Mimar Sinan Güzel Sanatlar Üniversitesi’nde her yıl geleneksel olarak düzenlenen mezuniyet balosu, yalnızca bir kutlama değil, aynı zamanda okulun kendine özgü kültürel hafızasını taşıyan bir törendi. Ancak bu yıl, kayyum rektör Handan İnci’nin kararıyla bu balo iptal edildi. Öğrenciler ise bu yasaklamayı pasif bir şekilde kabullenmek yerine, yaratıcı ve politik bir hamleyle Direniş Balosu düzenlediler. Bu etkinlik yalnızca bir “alternatif kutlama” değil; bir imgeler sahnesi, bir kolektif jest, politik bir estetik üretimdi. Baloda Gezi Direnişi’nden Boğaziçi protestolarına uzanan bir dizi görsel tekrar üretildi. Afişler, pankartlar, kostümler ve performanslar; yalnızca geçmişe bir selam göndermiyor, aynı zamanda bugünü kuruyordu. Öğrenciler, eylem alanlarında ortaya çıkan imgeleri balo mekânına taşıyarak, bir tür geçici politik sahne yarattılar. Bu durum üst kuşaktan sanatçılar arasında farklı tepkiler yarattı. Sanatçı Ali Elmacı, etkinliği eleştirerek, bu balonun Mimar Sinan geleneği için önemli olduğunu ve öğrencilerin düzenlediği Direniş Balosu’nun ise “direnişin parodisine” dönüştüğünü savundu. Ancak tam da burada, yeni kuşağın politik pozisyonu netleşiyor: Bu gençler, yalnızca yasağa değil, geleneğin muhafazakârlaşmış formuna da karşı çıkıyorlar. geleneğin otoritesine de karşı estetik bir itiraz geliştirdiler. Bedenleriyle, kılıklarıyla, görselleriyle, sahnelemeleriyle hem “şenlikli” hem de “karanlık” olan o imgeleri ürettiler. Belki de direnişin en güçlü imgesi, tam da bu çelişki içinde geleneği yıkarken onu dönüştürmekte saklıdır. Çünkü sanat, gelenekle uyum sağladığında değil, onunla çatıştığında var olur.
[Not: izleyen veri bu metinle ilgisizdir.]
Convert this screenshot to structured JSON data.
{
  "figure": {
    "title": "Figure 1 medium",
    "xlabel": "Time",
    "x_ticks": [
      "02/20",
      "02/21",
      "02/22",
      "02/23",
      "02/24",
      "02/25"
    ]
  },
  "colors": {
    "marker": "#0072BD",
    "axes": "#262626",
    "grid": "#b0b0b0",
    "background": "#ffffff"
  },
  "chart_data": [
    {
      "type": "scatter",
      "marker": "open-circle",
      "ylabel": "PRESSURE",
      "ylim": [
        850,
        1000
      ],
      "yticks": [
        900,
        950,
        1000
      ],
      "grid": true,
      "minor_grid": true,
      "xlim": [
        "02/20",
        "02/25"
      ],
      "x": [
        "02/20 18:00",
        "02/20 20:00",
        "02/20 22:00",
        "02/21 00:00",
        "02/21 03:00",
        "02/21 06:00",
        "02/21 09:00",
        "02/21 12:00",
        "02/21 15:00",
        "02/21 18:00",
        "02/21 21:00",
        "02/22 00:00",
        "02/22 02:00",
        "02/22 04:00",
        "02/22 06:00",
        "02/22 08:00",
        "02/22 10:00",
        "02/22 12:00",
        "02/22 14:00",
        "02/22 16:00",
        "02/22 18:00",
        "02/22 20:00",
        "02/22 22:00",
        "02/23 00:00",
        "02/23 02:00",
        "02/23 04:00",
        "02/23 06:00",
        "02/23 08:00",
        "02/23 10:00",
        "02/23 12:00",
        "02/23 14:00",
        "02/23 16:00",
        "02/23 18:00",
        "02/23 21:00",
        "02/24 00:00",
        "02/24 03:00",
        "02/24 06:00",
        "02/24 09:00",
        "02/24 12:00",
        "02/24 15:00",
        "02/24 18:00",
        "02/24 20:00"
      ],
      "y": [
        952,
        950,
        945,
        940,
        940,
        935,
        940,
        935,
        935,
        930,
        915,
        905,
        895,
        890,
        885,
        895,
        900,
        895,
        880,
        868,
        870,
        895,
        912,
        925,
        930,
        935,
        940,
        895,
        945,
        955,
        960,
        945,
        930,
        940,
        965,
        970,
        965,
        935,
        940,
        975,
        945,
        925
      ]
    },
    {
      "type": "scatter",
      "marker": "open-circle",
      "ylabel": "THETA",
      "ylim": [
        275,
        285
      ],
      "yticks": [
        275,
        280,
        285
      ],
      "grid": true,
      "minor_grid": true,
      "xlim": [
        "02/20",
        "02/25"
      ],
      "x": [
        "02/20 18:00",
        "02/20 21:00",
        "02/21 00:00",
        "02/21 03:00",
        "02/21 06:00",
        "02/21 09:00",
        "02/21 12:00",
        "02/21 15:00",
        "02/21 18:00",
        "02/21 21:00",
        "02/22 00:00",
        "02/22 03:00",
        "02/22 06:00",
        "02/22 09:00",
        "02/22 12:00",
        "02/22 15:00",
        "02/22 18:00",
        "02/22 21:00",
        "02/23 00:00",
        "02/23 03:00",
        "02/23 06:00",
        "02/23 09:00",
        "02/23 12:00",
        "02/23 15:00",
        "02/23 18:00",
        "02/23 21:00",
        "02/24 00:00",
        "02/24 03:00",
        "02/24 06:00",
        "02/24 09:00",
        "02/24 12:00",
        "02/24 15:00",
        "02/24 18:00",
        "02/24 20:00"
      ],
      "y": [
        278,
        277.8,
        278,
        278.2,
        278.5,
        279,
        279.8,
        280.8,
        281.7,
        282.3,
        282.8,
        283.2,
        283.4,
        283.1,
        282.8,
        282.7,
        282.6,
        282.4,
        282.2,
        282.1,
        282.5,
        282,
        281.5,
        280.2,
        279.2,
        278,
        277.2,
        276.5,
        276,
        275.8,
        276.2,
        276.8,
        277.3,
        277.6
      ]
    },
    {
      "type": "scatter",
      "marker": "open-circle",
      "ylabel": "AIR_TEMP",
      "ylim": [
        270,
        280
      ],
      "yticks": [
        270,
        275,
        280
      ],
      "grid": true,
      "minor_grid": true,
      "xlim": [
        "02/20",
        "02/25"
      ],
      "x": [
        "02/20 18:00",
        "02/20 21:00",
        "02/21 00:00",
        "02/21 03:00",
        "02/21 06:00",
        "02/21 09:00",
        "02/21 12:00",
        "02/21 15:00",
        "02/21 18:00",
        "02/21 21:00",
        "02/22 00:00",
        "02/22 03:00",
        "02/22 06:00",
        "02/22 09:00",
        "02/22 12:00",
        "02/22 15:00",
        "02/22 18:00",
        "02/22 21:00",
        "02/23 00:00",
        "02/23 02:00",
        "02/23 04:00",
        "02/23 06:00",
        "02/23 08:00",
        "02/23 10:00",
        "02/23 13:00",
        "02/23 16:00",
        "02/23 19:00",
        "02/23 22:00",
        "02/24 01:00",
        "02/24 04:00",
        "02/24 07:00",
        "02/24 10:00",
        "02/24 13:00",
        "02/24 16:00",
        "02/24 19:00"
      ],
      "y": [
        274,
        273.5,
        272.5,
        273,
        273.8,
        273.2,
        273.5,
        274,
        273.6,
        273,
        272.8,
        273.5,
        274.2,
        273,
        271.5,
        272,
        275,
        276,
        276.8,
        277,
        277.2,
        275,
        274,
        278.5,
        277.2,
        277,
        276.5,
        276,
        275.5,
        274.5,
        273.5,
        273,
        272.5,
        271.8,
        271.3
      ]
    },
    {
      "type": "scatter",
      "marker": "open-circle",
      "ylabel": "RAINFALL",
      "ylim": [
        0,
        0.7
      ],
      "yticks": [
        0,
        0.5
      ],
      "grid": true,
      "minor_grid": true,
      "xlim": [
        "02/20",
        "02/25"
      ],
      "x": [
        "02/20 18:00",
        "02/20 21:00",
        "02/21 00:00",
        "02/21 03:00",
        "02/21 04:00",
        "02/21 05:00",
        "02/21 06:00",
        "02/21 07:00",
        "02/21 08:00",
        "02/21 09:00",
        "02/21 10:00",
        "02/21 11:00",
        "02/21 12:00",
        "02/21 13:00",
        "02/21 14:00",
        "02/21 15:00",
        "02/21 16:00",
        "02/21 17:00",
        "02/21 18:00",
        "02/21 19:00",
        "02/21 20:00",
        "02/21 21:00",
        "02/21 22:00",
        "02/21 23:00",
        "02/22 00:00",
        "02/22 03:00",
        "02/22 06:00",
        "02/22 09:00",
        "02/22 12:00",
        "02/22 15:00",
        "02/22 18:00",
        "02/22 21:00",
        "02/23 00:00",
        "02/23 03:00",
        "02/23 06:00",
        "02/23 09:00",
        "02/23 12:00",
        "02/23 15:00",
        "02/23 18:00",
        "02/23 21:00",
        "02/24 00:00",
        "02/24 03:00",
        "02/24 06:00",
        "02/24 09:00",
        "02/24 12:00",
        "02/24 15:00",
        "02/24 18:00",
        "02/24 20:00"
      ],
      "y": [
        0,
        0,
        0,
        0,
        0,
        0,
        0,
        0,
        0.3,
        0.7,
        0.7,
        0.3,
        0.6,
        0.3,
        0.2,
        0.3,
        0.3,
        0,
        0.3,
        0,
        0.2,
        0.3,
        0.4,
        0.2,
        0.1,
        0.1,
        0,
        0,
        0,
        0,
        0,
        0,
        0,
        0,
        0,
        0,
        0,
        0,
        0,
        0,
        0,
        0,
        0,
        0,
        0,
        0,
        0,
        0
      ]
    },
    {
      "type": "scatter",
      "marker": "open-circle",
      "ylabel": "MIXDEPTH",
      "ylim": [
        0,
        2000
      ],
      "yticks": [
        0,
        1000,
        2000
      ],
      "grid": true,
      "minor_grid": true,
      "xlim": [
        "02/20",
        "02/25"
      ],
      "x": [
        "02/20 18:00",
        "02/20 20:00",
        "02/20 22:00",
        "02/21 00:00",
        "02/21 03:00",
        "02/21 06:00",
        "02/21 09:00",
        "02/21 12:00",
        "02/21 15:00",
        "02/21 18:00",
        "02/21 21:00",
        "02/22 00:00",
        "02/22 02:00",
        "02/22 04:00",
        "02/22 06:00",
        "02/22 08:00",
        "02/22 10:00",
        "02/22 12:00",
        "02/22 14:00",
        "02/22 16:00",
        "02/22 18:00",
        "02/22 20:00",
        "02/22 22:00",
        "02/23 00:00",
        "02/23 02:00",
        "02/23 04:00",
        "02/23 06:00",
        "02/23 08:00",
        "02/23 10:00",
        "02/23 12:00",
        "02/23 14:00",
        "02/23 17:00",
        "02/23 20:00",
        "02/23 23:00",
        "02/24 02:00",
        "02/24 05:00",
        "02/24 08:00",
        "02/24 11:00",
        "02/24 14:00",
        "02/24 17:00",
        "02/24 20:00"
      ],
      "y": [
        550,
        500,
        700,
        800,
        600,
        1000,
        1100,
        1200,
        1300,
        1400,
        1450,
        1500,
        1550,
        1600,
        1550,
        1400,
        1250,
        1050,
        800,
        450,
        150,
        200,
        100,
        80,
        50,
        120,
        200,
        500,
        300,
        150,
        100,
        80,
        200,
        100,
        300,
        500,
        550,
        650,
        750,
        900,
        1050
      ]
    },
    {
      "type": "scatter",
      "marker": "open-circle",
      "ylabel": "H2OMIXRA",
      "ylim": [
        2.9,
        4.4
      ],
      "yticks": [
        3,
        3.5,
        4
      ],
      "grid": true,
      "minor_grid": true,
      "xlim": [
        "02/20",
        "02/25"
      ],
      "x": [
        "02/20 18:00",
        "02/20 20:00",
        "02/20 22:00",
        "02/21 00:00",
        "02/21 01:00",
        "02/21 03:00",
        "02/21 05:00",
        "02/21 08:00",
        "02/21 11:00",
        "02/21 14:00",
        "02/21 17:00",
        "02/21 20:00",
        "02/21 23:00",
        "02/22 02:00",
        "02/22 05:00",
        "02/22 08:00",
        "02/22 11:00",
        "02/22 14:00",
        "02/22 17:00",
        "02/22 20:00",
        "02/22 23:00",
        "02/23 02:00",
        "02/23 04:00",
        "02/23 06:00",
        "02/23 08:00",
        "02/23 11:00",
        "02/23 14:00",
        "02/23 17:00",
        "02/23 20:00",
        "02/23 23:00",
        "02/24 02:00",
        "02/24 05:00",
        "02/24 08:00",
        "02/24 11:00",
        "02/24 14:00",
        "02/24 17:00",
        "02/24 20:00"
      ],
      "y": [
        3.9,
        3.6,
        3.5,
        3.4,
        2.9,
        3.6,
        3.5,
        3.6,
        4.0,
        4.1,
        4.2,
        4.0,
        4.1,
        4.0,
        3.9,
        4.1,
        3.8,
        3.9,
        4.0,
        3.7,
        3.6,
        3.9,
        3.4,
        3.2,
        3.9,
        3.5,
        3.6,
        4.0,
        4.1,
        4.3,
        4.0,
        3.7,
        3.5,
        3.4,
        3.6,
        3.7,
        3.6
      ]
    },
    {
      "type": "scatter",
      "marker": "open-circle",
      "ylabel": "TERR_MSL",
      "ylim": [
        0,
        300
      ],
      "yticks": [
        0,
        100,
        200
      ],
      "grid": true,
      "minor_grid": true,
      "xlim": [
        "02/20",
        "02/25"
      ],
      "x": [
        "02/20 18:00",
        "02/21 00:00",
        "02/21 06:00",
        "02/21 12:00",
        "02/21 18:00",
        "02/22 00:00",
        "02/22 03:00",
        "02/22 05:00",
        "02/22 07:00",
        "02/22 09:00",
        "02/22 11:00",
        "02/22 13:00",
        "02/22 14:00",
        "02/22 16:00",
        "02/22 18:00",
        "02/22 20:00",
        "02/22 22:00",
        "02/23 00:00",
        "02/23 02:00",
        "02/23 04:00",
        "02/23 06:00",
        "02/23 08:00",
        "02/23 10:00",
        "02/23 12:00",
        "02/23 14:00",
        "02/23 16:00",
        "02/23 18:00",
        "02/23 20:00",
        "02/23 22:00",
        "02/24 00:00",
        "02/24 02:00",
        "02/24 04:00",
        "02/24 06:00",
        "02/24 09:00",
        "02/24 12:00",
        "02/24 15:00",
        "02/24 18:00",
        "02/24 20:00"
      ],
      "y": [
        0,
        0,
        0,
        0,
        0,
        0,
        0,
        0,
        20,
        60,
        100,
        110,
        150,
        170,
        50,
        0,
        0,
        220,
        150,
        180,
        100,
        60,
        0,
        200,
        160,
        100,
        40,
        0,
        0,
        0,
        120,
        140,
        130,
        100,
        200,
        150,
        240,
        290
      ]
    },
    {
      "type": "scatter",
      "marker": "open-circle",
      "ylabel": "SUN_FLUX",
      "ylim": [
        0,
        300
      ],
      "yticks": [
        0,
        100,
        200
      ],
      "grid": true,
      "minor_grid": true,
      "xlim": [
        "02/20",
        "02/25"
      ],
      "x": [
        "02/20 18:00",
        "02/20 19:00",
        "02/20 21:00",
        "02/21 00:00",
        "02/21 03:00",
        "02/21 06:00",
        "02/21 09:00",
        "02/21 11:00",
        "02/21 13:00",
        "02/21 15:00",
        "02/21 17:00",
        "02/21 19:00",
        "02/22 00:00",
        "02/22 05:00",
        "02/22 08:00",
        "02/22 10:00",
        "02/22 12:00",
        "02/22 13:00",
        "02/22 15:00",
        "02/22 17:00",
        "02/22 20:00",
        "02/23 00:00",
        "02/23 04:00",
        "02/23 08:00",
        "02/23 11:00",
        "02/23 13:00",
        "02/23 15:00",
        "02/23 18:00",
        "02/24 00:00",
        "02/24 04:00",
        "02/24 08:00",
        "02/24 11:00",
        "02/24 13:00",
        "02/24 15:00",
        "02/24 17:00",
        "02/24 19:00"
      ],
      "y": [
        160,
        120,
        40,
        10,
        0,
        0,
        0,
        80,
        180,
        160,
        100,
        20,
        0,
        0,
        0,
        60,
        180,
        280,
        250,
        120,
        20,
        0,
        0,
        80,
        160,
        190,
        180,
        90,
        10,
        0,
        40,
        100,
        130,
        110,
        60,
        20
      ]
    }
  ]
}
Başta sorduğumuz soruya geri dönelim: Bugünün direnişi kendi imgesini üretebilecek mi? Evet, bu sorunun cevabı büyük ölçüde olumlu. Çünkü bugün tek bir özne yoksa bile, dolaşımda olan imgeler var. Yeni görsellerin, yeni estetik biçimlerin, yeni jestlerin üretildiğini görüyoruz. Bu imgeler, geçmişten kalanları taşırken aynı zamanda bugünü kuruyorlar. Belki de artık özne değil, imge kuruyor direnişi. Bu bağlamda, direnişin imgeleri artık yalnızca bir dönemin değil, zamansız bir politik hafızanın taşıyıcılarıdır. Onlar, Benjaminci anlamda bir “şimdi-zamanı” taşıyor; geçmişle gelecek arasında bir çakışma yaratıyorlar. Ve bu çakışma anında, direniş estetikleşiyor; estetize edilmiyor, estetiklik üzerinden politikleşiyor. İmgeleri kim üretecek? Bugünün sanatçıları, öğrencileri, eylemcileri, sokak afişçileri, dijital kolajcıları, bedenini taşıyanlar, pankart boyayanlar…
Yani biz.

-Benjamin, Walter. Tarih Kavramı Üzerine. Metis, 2015.
-Sayın, Zeynep. İmgenin Pornografisi. Metis, 2015.